L25コースは、ロスカット値は取引証拠金の20%と低いですが、この証拠金判定があるのが特徴です。
(外為オンライン「証拠金判定 L25、L25miniコースの場合」)
まとめ
一覧にしました
以上をざっくりと表にまとめると、このような感じになります。
ここに言う「追証制度」とは、「証拠金維持率判定時に100%を下回っていても、決められた時間までに入金その他の方法で100%以上にすればロスカットされない」ことを言い、追証制度がない場合は、判定時に証拠金証拠金が100%を下回っている場合は即時全ポジションがロスカットされます。

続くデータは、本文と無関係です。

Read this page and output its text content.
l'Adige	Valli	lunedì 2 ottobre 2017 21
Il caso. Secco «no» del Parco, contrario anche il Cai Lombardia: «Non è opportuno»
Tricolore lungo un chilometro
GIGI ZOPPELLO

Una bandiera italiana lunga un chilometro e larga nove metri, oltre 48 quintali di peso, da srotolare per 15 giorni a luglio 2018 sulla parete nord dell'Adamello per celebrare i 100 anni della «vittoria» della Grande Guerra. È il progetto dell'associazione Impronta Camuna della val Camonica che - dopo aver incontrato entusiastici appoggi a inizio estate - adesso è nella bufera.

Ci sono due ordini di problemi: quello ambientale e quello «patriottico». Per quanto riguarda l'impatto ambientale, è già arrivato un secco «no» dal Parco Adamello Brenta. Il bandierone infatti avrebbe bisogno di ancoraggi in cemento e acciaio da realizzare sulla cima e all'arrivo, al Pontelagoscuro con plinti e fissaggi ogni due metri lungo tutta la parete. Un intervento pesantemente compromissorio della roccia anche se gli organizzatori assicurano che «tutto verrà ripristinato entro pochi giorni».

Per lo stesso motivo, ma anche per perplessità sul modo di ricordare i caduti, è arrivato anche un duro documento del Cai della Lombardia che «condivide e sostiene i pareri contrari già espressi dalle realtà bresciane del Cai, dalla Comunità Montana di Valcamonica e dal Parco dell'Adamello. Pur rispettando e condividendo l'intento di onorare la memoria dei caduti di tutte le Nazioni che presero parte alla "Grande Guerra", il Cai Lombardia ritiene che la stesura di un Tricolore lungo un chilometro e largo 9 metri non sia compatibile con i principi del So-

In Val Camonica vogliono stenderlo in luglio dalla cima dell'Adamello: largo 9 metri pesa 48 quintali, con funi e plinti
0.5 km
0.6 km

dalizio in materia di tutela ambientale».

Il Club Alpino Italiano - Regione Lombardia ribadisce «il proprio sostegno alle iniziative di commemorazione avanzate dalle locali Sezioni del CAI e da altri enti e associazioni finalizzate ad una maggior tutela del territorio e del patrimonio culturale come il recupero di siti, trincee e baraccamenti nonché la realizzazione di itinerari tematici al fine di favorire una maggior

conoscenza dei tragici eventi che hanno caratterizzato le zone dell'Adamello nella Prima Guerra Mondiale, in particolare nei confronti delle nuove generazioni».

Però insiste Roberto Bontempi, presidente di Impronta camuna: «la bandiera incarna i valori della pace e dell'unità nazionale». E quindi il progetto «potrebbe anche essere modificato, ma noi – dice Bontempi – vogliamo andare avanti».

即時ロスカット | 証拠金不足判定 タイミング | 追証制度 | 追証解消方法 | |
---|---|---|---|---|
アイネット証券 ひまわり証券 | 100% | ― | ― | ― |
外為オンライン L25、L25R | 100% | ― | ― | ― |
マネースクエア | 80% | 15:00 | なし | ― |
YJFX! | 50% | 7:00(ST6:00) | あり:当日24時まで | 入金 一部または全ポジション決済 |
インヴァスト証券 | 50% | 月〜木6:40(ST5:40) 金6:00(ST5:00) | あり:翌日2時まで | 入金 全ポジション決済 |
マネーパートナーズ | 40% | 月〜木6:55(ST5:55) 金6:50(ST5:50) | あり:当日18時まで | 入金 一部または全ポジション決済 |
外為オンライン L25、L25mini | 20% | 6:45(ST5:45) | なし | ― |
ロスカットルールで選ぶリピート発注
この記事で見てきたように、ロスカットルールについては、取引会社によってかなりの差があります。
リピート発注を提供する取引会社を比較する場合、どうしてもその取引コストに目が奪われがちですが、ロスカットを大切な資産を守るための「命綱」と考えると、もう少しこの点を重視して選んでも良いのかもしれません。
このまとめが、皆さまのご参考になれば幸いです。